W 1798 r. poeta stworzył obszerny wiersz „Metamorfoza roślin”, w którym zawarł uproszczoną wersję swojej teorii, zachęcając laików do zachwytu nad jej cudowną prostotą. Oto pierwsze wersy: „Konfunduje cię, ukochana, ta po tysiąckroć wieloraka mieszanina / Kwietnego natłoku w ogrodzie dokoła; / wielu nazw wysłuchujesz i zawsze jedna drugą / wypiera w uchu barbarzyńskim dźwiękiem”.

Nauka wierszem pisana

Utwór spotkał się z bardzo pozytywnym przyjęciem i od tego momentu Goethe postanowił wykorzystać poezję do szerzenia swoich idei. Jego wersy stały się doskonałym narzędziem przybliżania zagadnień naukowych szerokiej publiczności. Według poety: „Nikt nie chciał zrozumieć najskrytszego związku poezji i nauki; zapomniano, że poezja jest źródłem nauki, i nie wyobrażano sobie, że z czasem mogą one zawrzeć ścisły i owocny sojusz w najwyższych sferach ludzkiego umysłu”.
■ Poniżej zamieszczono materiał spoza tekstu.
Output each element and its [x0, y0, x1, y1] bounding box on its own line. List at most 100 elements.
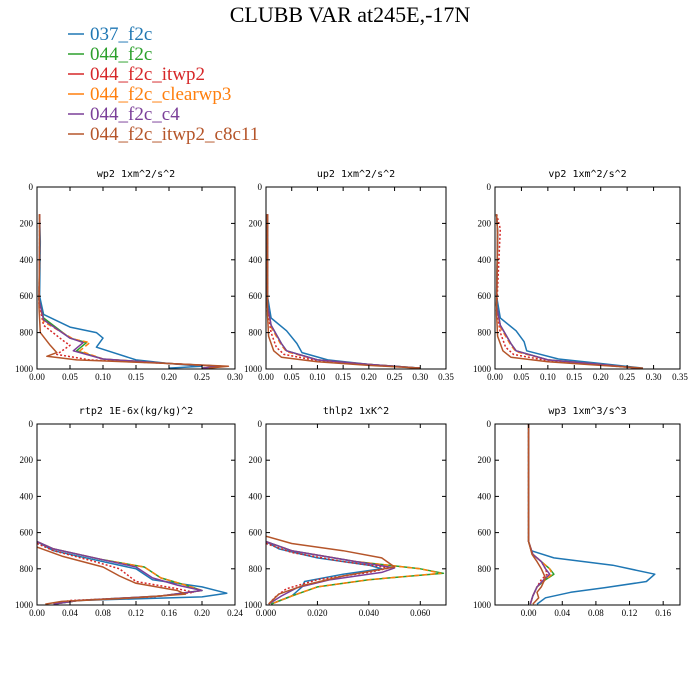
panel-1: wp2 1xm^2/s^2 0.00 0.05 0.10 0.15 0.20 0.25 0.3… [15, 169, 243, 382]
y-tick-label: 200 [478, 455, 492, 465]
x-tick-label: 0.000 [256, 608, 277, 618]
x-tick-label: 0.35 [438, 372, 454, 382]
y-tick-label: 600 [20, 528, 34, 538]
y-tick-label: 600 [249, 528, 263, 538]
plot-frame [36, 186, 236, 370]
x-tick-label: 0.25 [194, 372, 210, 382]
y-tick-label: 1000 [244, 600, 263, 610]
series-line [266, 540, 396, 605]
panel-4: rtp2 1E-6x(kg/kg)^2 0.00 0.04 0.08 0.12 0.16 0… [15, 406, 243, 618]
panel-3: vp2 1xm^2/s^2 0.00 0.05 0.10 0.15 0.20 0.25 0.3… [473, 169, 688, 382]
series-line [495, 214, 644, 369]
y-tick-label: 600 [20, 291, 34, 301]
y-tick-label: 1000 [15, 364, 34, 374]
legend-entry: 037_f2c [68, 24, 152, 45]
x-tick-label: 0.25 [619, 372, 635, 382]
x-tick-label: 0.15 [566, 372, 582, 382]
series-line [495, 214, 638, 369]
x-tick-label: 0.040 [359, 608, 380, 618]
series-line [266, 214, 421, 369]
series-line [527, 424, 553, 605]
y-tick-label: 800 [20, 328, 34, 338]
legend-entry: 044_f2c [68, 44, 152, 65]
legend-label: 044_f2c [90, 44, 152, 65]
plot-frame [494, 423, 681, 606]
y-tick-label: 200 [249, 218, 263, 228]
legend-entry: 044_f2c_itwp2 [68, 64, 205, 85]
series-group [495, 214, 644, 369]
x-tick-label: 0.16 [655, 608, 671, 618]
series-group [527, 424, 656, 605]
y-tick-label: 800 [20, 564, 34, 574]
series-line [266, 214, 421, 369]
x-tick-label: 0.30 [646, 372, 662, 382]
y-tick-label: 400 [249, 255, 263, 265]
x-tick-label: 0.00 [521, 608, 537, 618]
x-tick-label: 0.05 [62, 372, 78, 382]
x-tick-label: 0.00 [29, 372, 45, 382]
panels: wp2 1xm^2/s^2 0.00 0.05 0.10 0.15 0.20 0.25 0.3… [15, 169, 688, 618]
x-tick-label: 0.15 [128, 372, 144, 382]
legend-entry: 044_f2c_clearwp3 [68, 84, 231, 105]
y-tick-label: 1000 [473, 364, 492, 374]
series-line [38, 214, 223, 369]
x-tick-label: 0.00 [487, 372, 503, 382]
y-tick-label: 800 [249, 564, 263, 574]
series-line [38, 214, 223, 369]
y-tick-label: 1000 [15, 600, 34, 610]
panel-title: rtp2 1E-6x(kg/kg)^2 [79, 406, 193, 417]
x-tick-label: 0.20 [161, 372, 177, 382]
y-tick-label: 200 [249, 455, 263, 465]
x-tick-label: 0.060 [410, 608, 431, 618]
series-line [38, 214, 223, 369]
x-tick-label: 0.10 [310, 372, 326, 382]
x-tick-label: 0.10 [540, 372, 556, 382]
panel-5: thlp2 1xK^2 0.000 0.020 0.040 0.060 0 200 400 60… [244, 406, 447, 618]
y-tick-label: 600 [478, 291, 492, 301]
y-tick-label: 400 [249, 491, 263, 501]
series-line [266, 214, 421, 369]
series-group [266, 535, 445, 605]
x-tick-label: 0.12 [622, 608, 638, 618]
plot-frame [494, 186, 681, 370]
panel-title: up2 1xm^2/s^2 [317, 169, 395, 180]
panel-title: vp2 1xm^2/s^2 [548, 169, 626, 180]
series-line [37, 546, 187, 605]
series-line [495, 214, 644, 369]
x-tick-label: 0.020 [307, 608, 328, 618]
series-group [266, 214, 421, 369]
y-tick-label: 0 [487, 182, 492, 192]
series-line [495, 214, 638, 369]
x-tick-label: 0.04 [62, 608, 78, 618]
panel-title: wp3 1xm^3/s^3 [548, 406, 626, 417]
series-group [38, 214, 230, 369]
panel-title: wp2 1xm^2/s^2 [97, 169, 175, 180]
y-tick-label: 1000 [244, 364, 263, 374]
panel-title: thlp2 1xK^2 [323, 406, 389, 417]
y-tick-label: 600 [249, 291, 263, 301]
series-line [495, 214, 638, 369]
legend-label: 044_f2c_itwp2_c8c11 [90, 124, 259, 145]
y-tick-label: 0 [258, 182, 263, 192]
x-tick-label: 0.05 [284, 372, 300, 382]
series-line [38, 214, 203, 369]
series-line [266, 214, 421, 369]
figure-title: CLUBB VAR at245E,-17N [230, 2, 471, 27]
x-tick-label: 0.16 [161, 608, 177, 618]
x-tick-label: 0.30 [412, 372, 428, 382]
series-line [266, 535, 396, 605]
legend-entry: 044_f2c_c4 [68, 104, 180, 125]
x-tick-label: 0.00 [29, 608, 45, 618]
legend-label: 044_f2c_clearwp3 [90, 84, 231, 105]
y-tick-label: 200 [478, 218, 492, 228]
x-tick-label: 0.24 [227, 608, 243, 618]
series-line [266, 214, 421, 369]
x-tick-label: 0.20 [194, 608, 210, 618]
legend-label: 044_f2c_itwp2 [90, 64, 205, 85]
legend: 037_f2c044_f2c044_f2c_itwp2044_f2c_clear… [68, 24, 259, 145]
plot-frame [265, 423, 447, 606]
y-tick-label: 800 [249, 328, 263, 338]
y-tick-label: 200 [20, 455, 34, 465]
y-tick-label: 400 [20, 491, 34, 501]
Zdaniem historyka Roberta J. Richardsa traktat Goethego „Próba wyjaśnienia metamorfozy roślin” zrewolucjonizował nauki przyrodnicze w połowie XIX wieku, a jego teoria zachowuje ważność do dziś. Biolodzy molekularni udowodnili tymczasem, że niektóre organy w kwiatach rzeczywiście ulegają przemianom, którymi steruje grupa genów zwanych ABC.